Terminou na última terça-feira a 8ª edição do Congresso Brasileiro de Agribusiness, promovido pela Abag (Associação Brasileira de Agribusiness), concluindo as novas diretrizes para o 9º Congresso em 2010, em torno da necessidade de se criar políticas públicas. Nesta edição, a sustentabilidade e a crise mundial foram os temas que nortearam os debates, que aconteceram durante dois dias, no WTC em São Paulo (SP). O o presidente da associação, Carlo Lovatelli, disse que a sustentabilidade é um processo contínuo e não pode se basear apenas em ações pontuais e conhecidas.

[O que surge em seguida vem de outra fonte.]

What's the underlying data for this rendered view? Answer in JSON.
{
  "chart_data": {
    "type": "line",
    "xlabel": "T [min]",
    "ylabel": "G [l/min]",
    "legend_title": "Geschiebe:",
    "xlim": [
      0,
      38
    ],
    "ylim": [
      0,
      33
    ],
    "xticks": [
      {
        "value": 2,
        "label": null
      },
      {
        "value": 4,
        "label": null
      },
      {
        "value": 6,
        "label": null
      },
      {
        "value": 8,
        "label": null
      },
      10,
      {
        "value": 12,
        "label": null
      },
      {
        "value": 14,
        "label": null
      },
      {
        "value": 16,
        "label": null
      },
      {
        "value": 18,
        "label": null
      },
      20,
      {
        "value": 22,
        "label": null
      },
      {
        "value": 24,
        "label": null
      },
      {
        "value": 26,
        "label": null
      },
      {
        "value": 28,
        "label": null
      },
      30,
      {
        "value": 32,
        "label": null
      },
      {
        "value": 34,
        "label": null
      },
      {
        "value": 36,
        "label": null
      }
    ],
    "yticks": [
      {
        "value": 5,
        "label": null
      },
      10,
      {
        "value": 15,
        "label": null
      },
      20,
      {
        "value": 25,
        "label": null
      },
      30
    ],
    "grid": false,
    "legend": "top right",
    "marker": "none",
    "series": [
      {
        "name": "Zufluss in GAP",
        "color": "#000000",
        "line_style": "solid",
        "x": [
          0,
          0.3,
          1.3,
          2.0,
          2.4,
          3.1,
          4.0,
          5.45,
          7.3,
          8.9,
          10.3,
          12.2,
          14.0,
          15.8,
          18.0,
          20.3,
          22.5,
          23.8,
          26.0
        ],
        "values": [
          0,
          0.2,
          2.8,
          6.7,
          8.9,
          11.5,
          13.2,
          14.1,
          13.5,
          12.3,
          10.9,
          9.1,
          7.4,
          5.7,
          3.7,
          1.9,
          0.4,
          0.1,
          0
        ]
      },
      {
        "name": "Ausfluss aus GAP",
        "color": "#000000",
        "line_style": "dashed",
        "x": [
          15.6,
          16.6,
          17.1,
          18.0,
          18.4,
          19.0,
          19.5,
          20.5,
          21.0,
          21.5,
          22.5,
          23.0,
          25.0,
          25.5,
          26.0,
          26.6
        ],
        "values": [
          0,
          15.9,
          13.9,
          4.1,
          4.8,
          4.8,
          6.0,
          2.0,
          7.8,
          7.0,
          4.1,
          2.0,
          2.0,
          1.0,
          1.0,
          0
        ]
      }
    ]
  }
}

“É preciso inovar e mudar velhos paradigmas. Sustentabilidade é diferente de responsabilidade social, mas a contém, assim como todas as práticas de manejo ambiental e governança corporativa. Sustentabilidade envolve diferentes práticas empresariais, mas sempre atreladas ao compromisso com o diálogo, a transparência e o processo de comunicação verdadeiro com os agentes envolvidos”, disse ele.
Durante o primeiro painel Lições da Crise e Visão do Brasil, o ex-presidente do Banco Central, Arminio Fraga, ressaltou que entre os anos de 2002 a 2007 o mundo viveu uma grande fase de euforia por conta do crescimento e gerou uma falsa ilusão de que era possível medir e evitar os riscos. Isso provocou uma euforia das famílias americanas que pararam de poupar, determinando a crise a que chegamos no ano passado.
Durante a mesa redonda, a senadora Katia Abreu disse que um novo modelo de financiamento de agronegócio deve surgir para que se evitem problemas como o que o país está atravessando. “Estamos tentando achar um modelo de Simples para o campo, o que os goianos chamam de ‘Pejotação’, ou seja, transformar o produtor em pessoa jurídica, para ter transparência e redução de carga tributária”, disse.
O presidente da CNI, Armando Monteiro, destacou no mesmo painel os problemas de infraestrutura do país. “São dois desafios: o Estado não tem capacidade de investir. O outro grande desafio é estimular o investimento privado”, afirmou. Mas ele ressaltou que para a entrada da iniciativa privada falta marcos regulatórios que deem segurança jurídica.